The concept of the domain is very important to DVD navigation, but domains are not physically marked on the disc in the same way that titles, menus, and angle blocks are, and so DVD authors have no control over them. A DVD domain can be thought of as a type of state variable, with five possible values, that a DVD player monitors in order to keep track of the type of content that the player is currently reading from the disc. DVD players use domains to keep from issuing meaningless commands to the DVD drive. For example, a "SelectButton" command is only meaningful if a menu is displayed, and a "FastForward" command makes no sense if the player is currently stopped or is showing a menu, which is a still image. The following table summarizes the domains and their meaning from the perspective of an application.

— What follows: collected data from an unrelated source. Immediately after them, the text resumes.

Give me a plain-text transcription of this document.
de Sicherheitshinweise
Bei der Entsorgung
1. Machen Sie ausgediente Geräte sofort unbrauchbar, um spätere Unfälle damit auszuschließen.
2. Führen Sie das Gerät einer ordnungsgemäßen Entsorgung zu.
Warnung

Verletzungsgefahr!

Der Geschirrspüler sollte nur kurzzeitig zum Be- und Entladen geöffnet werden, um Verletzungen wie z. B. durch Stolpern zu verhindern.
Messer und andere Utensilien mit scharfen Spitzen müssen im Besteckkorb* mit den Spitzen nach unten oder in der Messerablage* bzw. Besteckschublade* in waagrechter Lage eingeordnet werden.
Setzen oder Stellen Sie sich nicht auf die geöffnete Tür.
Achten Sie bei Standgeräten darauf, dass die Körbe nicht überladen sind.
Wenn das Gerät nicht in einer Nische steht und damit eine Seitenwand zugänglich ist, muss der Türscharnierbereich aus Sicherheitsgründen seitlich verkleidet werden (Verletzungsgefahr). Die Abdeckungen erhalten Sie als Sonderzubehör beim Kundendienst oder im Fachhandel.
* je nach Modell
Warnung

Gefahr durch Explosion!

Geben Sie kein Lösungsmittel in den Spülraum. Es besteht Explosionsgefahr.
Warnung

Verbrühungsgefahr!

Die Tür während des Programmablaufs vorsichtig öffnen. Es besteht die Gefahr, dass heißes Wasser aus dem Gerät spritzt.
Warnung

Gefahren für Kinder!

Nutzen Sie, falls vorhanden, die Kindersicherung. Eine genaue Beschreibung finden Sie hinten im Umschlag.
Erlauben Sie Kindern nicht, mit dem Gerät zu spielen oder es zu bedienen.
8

Domain What the DVD Navigator is reading
First Play The initial section of the disc, for example, the FBI warning.
Video Manager Menu The main menu for the entire disc or disc side. Any menu-related methods are valid.
Video Title Set Menu The menu for a title or group of titles, or one of its submenus—subpicture, language, audio, or angle. Any menu-related methods are valid.
Title The video content in a title. The menu-related methods are not valid.
Stop Nothing. The head is retracted from the disc. From here you can call Play.

User Operation Controls

User Operation Controls (UOPs) are markers on a disc that DVD authors can insert anywhere to restrict a user's navigation options. Most discs follow standard UOP restrictions. For example, most discs do not allow the viewer to fast forward or show a menu while in First Play domain. In principle, each disc can insert any UOP command at any point on the disc, even if the command would otherwise be valid within the current domain. For example, a disc may be authored to disallow fast forwarding in a certain title or to prevent a particular menu from being shown after the user enters the title domain. The DVD Navigator complies with all such commands from the disc and will not allow an application to override the disc's UOP controls.